1
votes

I am currently testing the latency of the inference of a U-Net network transformed with TensorFlow Lite. I am testing three NN with the same architecture on a segmentation problem (I'm testing them on my laptop with Windows OS):

  1. First model: TensorFlow model (without optimization and created with the Keras interface).
  2. Second model: TensorFlow model optimized with TFLite (transformed with the Python TFLite api and without quantization). It is actually the first model transformed.
  3. Third model: TensorFlow model optimized with TFLite and quantized (transformed with the Python TFLite api and quantized with tensorflow.lite.Optimize.DEFAULT). It is actually the first model transformed.

Indeed, the second model (optimized with TFLite) improves the time performance of the first model (normal TF model) by a factor of x3 (three times faster).

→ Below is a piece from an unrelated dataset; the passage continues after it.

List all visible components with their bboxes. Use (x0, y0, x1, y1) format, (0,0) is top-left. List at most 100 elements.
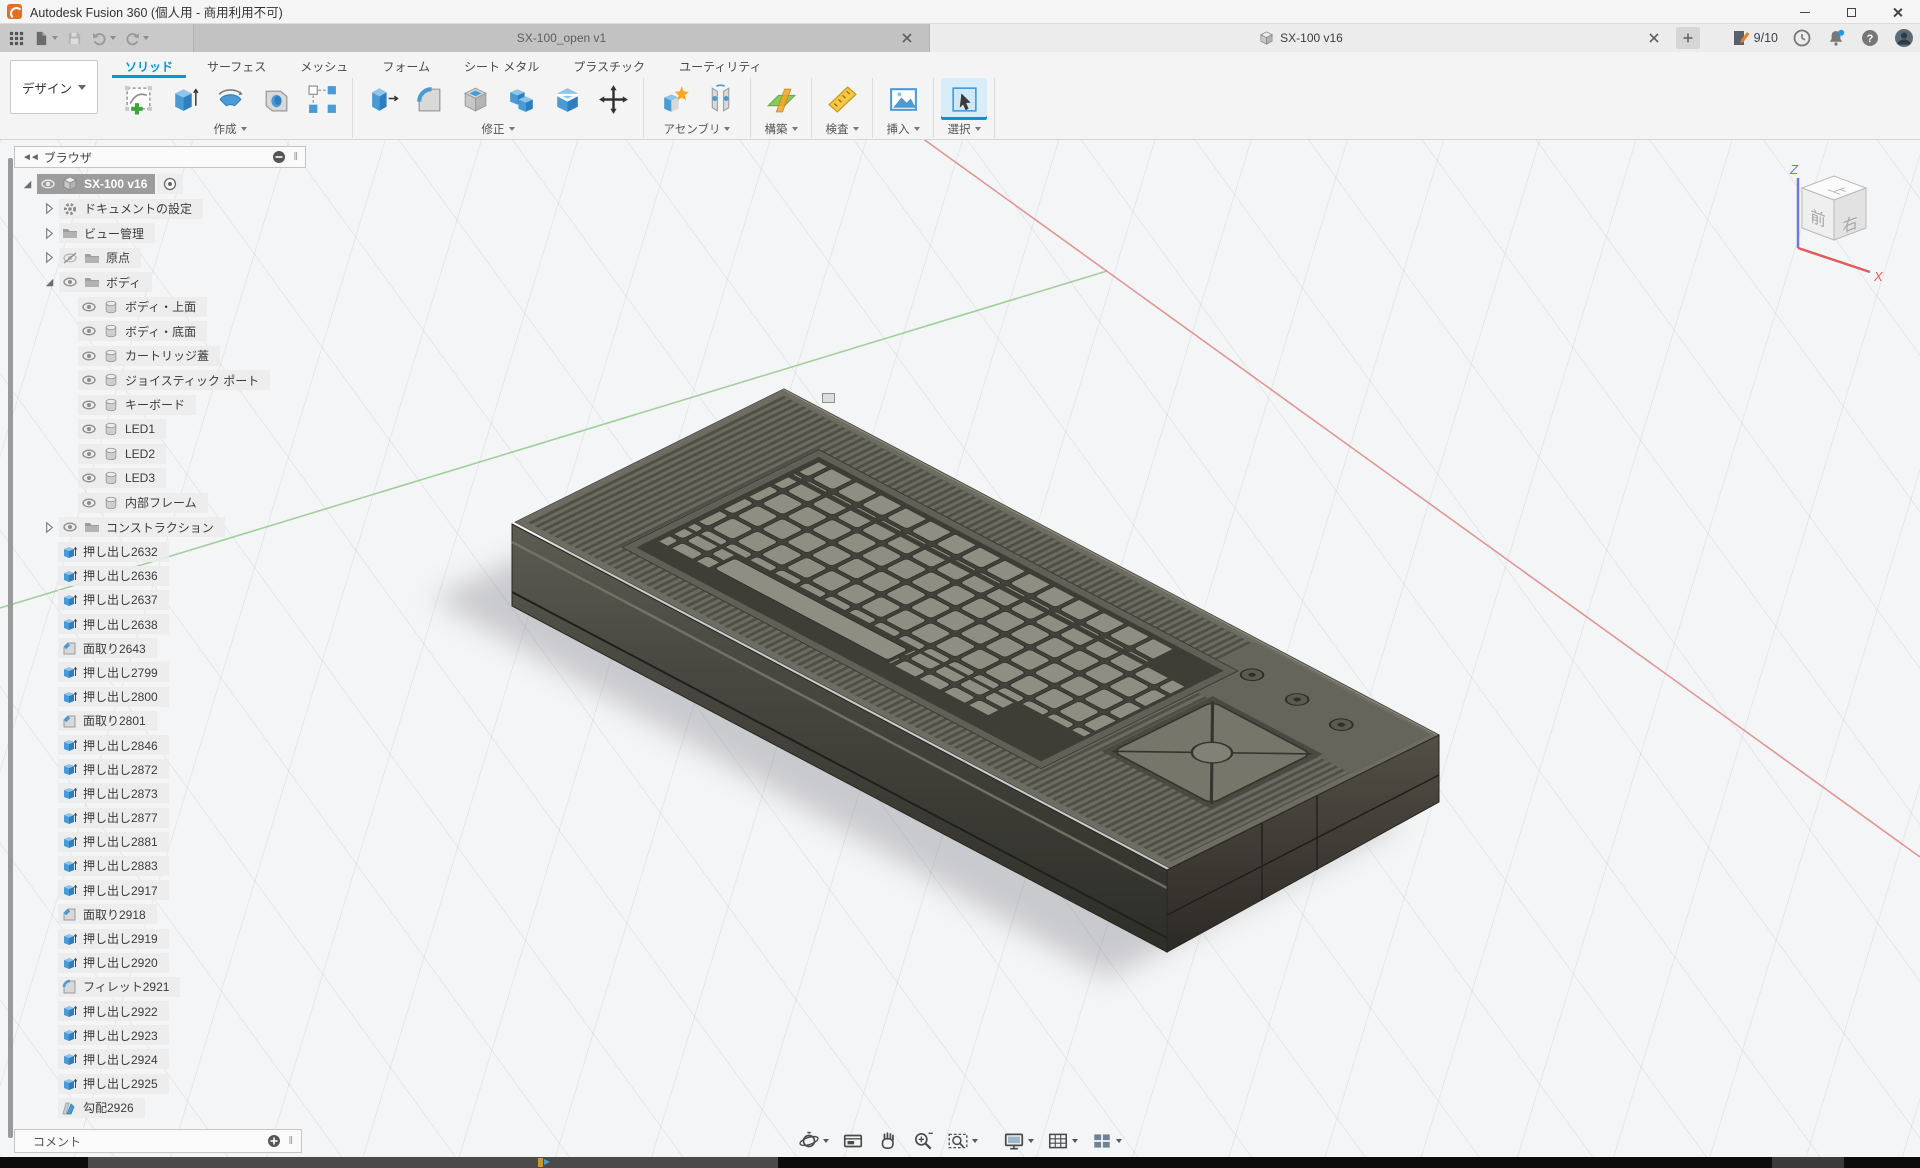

However, the third model (TFLite & quantization) has the worst performance time-wise. It is even slower than the first model (normal TF model).

Why the quantized model is the slowest?

1
Have you noticed what actual hardware is being used during inference of every model? - Alex K.
It only uses CPU - IgnacioGaBo

1 Answers

1
votes

It depends on which kernels your model is running.

Generally TFLite is more optimized for running on mobile devices. So it might be that in your case quantized+desktop it is using a reference implementation for some op(s).

One way to check further is to run the benchmark tool with --enable_op_profiling=true.

It will run your model with dummy data and profile the ops, and then show you summary like this

If you saw something off, then you can file a github issue with details and how to reproduce the issue and the team can debug the performance issue.